Poem Review: Carolyn Forché - The Colonel
- Christian Mietus
- Jan 30
- 3 min read
Updated: Jan 30

For today’s poem, it’s one I read in college. It’s a prose poem by Carolyn Forché who appears on The Poetry Foundation.
Well, the prose poem follows the sinister nature of a Colonel from El Salvador in May 1978. We catch glimpses of his family as our main character enters the manor with a friend:
“//His wife carried
// a tray of coffee and sugar. His daughter filed her nails, his son went
//out for the night. There were daily papers, pet dogs, a pistol on the //
cushion beside him. //
This piece opens with a domestic action in how his wife carries in a coffee and sugar (which denotes sweetness even though the rest of the poem is much darker) while then his daughter was filing her nails. His son is out for the night. Then the image of a pistol creates tension throughout the rest of the piece. The father is a tyrant or “Colonel” in this case.
The striking image of a “moon swung bare on its black chord over the house.” To me a moon could represent a head, and the black chord could be an execution and hanging.
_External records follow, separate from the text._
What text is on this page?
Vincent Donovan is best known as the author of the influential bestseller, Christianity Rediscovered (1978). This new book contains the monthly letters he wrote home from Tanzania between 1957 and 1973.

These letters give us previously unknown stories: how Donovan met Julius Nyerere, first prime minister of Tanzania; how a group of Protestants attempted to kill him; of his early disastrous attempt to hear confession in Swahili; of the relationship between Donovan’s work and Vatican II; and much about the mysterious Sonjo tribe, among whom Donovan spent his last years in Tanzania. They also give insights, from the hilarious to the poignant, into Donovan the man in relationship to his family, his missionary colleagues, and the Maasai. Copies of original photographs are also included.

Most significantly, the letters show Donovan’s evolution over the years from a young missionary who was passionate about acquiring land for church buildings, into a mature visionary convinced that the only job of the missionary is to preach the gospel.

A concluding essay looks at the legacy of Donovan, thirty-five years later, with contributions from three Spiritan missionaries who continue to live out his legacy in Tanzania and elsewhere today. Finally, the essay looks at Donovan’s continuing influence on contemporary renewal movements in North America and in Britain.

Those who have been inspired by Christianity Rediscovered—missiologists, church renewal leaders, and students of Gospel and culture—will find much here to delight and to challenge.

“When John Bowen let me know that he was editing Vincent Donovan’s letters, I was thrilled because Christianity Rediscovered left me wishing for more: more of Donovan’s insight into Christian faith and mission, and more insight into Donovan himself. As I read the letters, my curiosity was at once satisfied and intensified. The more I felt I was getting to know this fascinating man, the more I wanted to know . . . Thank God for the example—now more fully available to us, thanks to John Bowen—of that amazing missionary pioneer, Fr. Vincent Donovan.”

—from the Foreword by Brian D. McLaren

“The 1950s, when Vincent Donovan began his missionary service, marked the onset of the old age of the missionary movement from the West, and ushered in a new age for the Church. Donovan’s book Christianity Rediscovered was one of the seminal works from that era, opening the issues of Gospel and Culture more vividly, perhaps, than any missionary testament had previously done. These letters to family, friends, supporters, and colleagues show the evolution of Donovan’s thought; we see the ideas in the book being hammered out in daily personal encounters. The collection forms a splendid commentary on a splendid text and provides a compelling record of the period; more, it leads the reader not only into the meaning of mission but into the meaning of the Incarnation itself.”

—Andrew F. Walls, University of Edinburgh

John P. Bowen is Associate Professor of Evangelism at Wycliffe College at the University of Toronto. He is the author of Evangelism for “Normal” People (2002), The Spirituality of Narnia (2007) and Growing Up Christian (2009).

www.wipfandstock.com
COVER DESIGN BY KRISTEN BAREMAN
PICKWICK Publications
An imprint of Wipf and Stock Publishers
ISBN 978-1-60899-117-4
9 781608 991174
Which is common with tyrannical leaders.
There are also broken bottles that are embedded in the house, which “scoop the kneecaps from men’s legs…”
Food is then made prominent in the piece:
// We had // dinner, a rack of lamb, good wine, and a gold bell was on the table for // calling the maid. The maid brought green mangoes, salt, a type of bread. I was asked how I enjoyed the country.
Essentially, we are seeing the Colonel’s tactics by wining and dining his guests. He gives a rack of lamb, good wine. The gold bell for calling the maid shows the hierarchy in that home. The gold painted bell shows wealth.
My favorite line from the piece is when we see the parrot:
The parrot //
said hello on the terrace. The colonel told it to shut up, and pushed
// himself from the table. My friend said to me with his eyes: say nothing. //
The way in which the friend has to speak through body language is exceptionally written. The colonel is a flawed tyrant who we only get glimpses of in violence. The most important image of the piece are the many dismembered ears the colonel has and the floating one too.
The colonel returned with a sack used to bring groceries
// home. He spilled many human ears on the table. They were like //
dried peach halves. There is no other way to say this. He took one //
of them in his hands, shook it in our faces, dropped it into a water //
glass. It came alive there.
This is the section we see the most brutality with the image of ears as dried peach halves. Another use of food but also a rather morbid image. The fact that she makes the Colonel drop one in order to have it “come alive” really enhances the poetic undercarriage of the full story.
The final line:
// Something for your poetry, no? he said. Some //
of the ears on the floor caught this scrap of his voice. Some of the //
ears on the floor were pressed to the ground.
I am sure this is fictional but I'm sure it's embellished if based on true events. The Colonel is asking our main character if she will write about him. Write this into her poetry. It is the scrap of his voice and the ears on the floor pressed to the ground. These are striking moments of the ears catching what the Colonel is saying as though still attached and still alive.
Overall, I find this prose poem to have captured something shocking. A domestic villa with a hidden underbelly of insanity like a house of horrors. It is a work of building suspense. We are given this character study based around all these images that provoke a lot of understanding of the villainy of the Colonel. I had a great time with this poem and recommend it. Perhaps I need to start writing prose poetry again!